Saudi Crown Prince Mohammed bin Salman cemented a Sh1 trillion ($10 billion) deal for a refining and petrochemical complex in China Friday last week, meeting Chinese President Xi Jinping who urged joint efforts to counter extremism and terror.
The Saudi delegation, including top executives from state-owned oil firm Saudi Aramco, arrived on Thursday on an Asia tour that has seen the kingdom pledge investments of Sh2 trillion ($20 billion) in Pakistan.
It seek to make additional investments in India’s refining industry. “China is a good friend and partner to Saudi Arabia,” President Xi Jinping told the crown prince in front of reporters. “The special nature of our bilateral relationship reflects the efforts you have made,” added Xi, who has made stepping up China’s presence in the Middle East a key foreign policy objective, despite its traditional low-key role there.
The crown prince said Saudi Arabia’s relations with China dated back “a very long time in the past”. “In the hundreds, even thousands, of years, the interactions between the sides have been friendly. Over such a long period of exchanges with China, we have never experienced any problems with China,” he said.
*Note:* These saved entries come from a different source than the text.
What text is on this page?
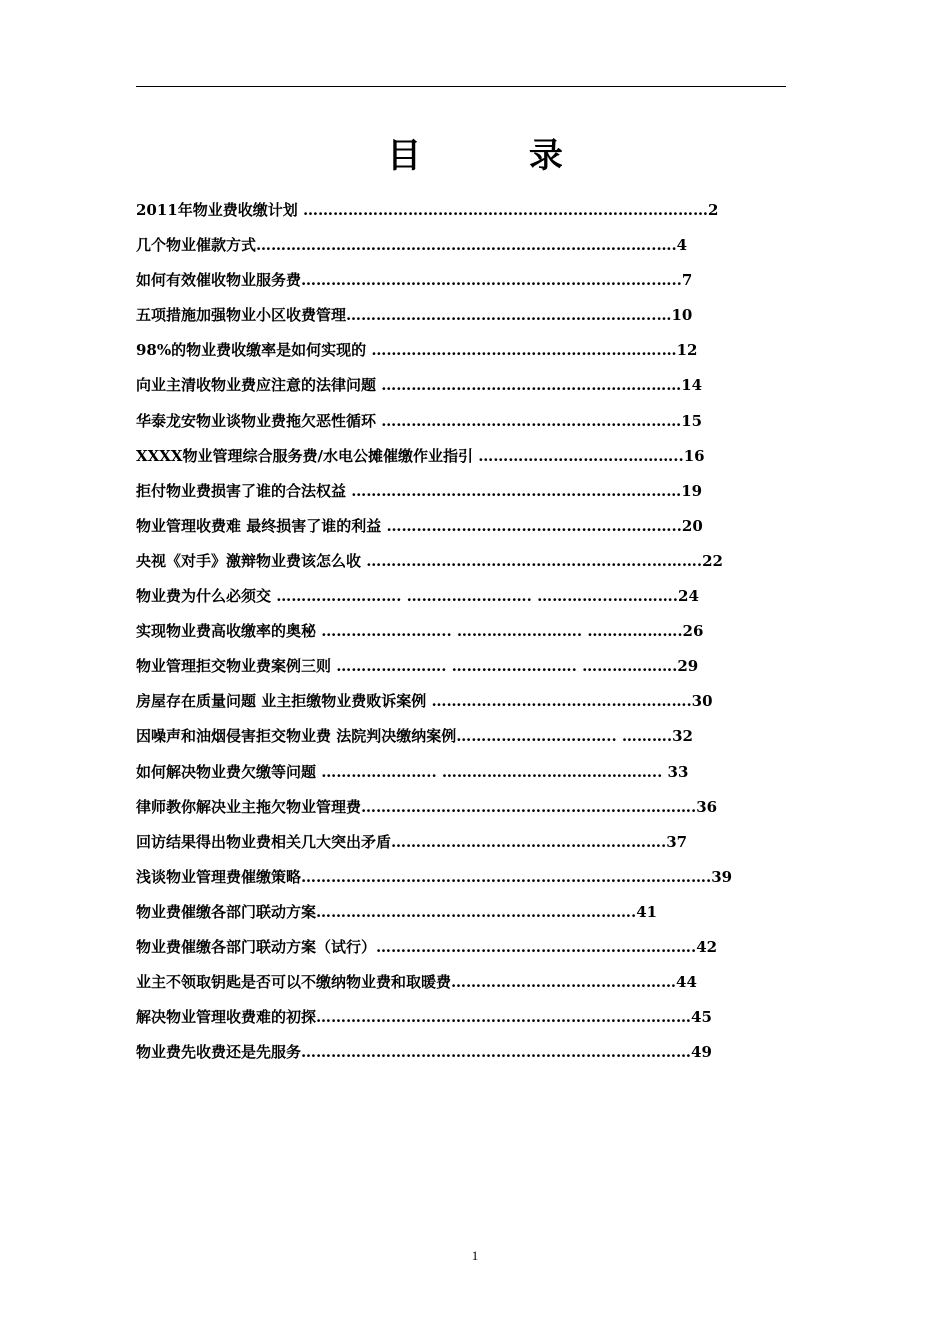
目 录
2011年物业费收缴计划 ………………………………………………………………………2
几个物业催款方式……………………………………………………………………..….4
如何有效催收物业服务费……………………………………………………………..…..7
五项措施加强物业小区收费管理……………………………………………………..…10
98%的物业费收缴率是如何实现的 ………………………………………………….…12
向业主清收物业费应注意的法律问题 ……………………………………………………14
华泰龙安物业谈物业费拖欠恶性循环 ……………………………………………………15
XXXX物业管理综合服务费/水电公摊催缴作业指引 …………………………………..16
拒付物业费损害了谁的合法权益 …………………………………………………………19
物业管理收费难 最终损害了谁的利益 …………………………………………………..20
央视《对手》激辩物业费该怎么收 ………………………………………………...……….22
物业费为什么必须交 ……………………. ……………………. …………...………….24
实现物业费高收缴率的奥秘 …………………….. ……………………. ……………….26
物业管理拒交物业费案例三则 …………………. ……………………. ……………….29
房屋存在质量问题 业主拒缴物业费败诉案例 …………………………………………….30
因噪声和油烟侵害拒交物业费 法院判决缴纳案例………………………….. ……….32
如何解决物业费欠缴等问题 ………………….. …………………………………….. 33
律师教你解决业主拖欠物业管理费………………………………………………………….36
回访结果得出物业费相关几大突出矛盾……………………………………………….37
浅谈物业管理费催缴策略……………………………………………………………………….39
物业费催缴各部门联动方案……………………………………………………….41
物业费催缴各部门联动方案（试行）……………………………………………………….42
业主不领取钥匙是否可以不缴纳物业费和取暖费………………………………………44
解决物业管理收费难的初探…………………………………………………………………45
物业费先收费还是先服务……………………………………………………………………49
1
China has had to step carefully in relations with Riyadh, since Beijing also has close ties with Saudi Arabia’s regional foe, Iran. China is also wary of criticism from Muslim countries about its camps in the heavily Muslim far western region of Xinjiang, which the government says are for de-radicalisation purposes and rights groups call internment camps.
Extremist thinking
Xi told the crown prince the two countries must strengthen cooperation on de-radicalisation to “prevent the infiltration and spread of extremist thinking”, Chinese state TV said.
Saudi Arabia respected and supported China’s right to protect its own security and take counter-terror and de-radicalisation steps, the crown prince told Xi, according to the report, and was willing to increase cooperation.
Meeting the crown prince earlier on, Chinese Vice Premier Han Zheng said the two countries should enhance exchanges on their experiences in de-radicalisation, China’s Xinhua news agency said in a separate report.
Chinese state media made no direct mention of Xinjiang in their stories on the crown prince’s meetings. Aramco agreed to form a joint venture with Chinese defence conglomerate Norinco to develop a refining and petrochemical complex in the northeastern Chinese city of Panjin, saying the project was worth more than Sh 1 trillion ($10 billion).
The partners would form a firm called Huajin Aramco Petrochemical Company as part of a project that would include a 300,000-barrels-per-day refinery with a 1.5-million-tonnes-per-year ethylene cracker, Aramco said. Aramco will supply up to 70 per cent of the crude feedstock for the complex, which is expected to start operations in 2024.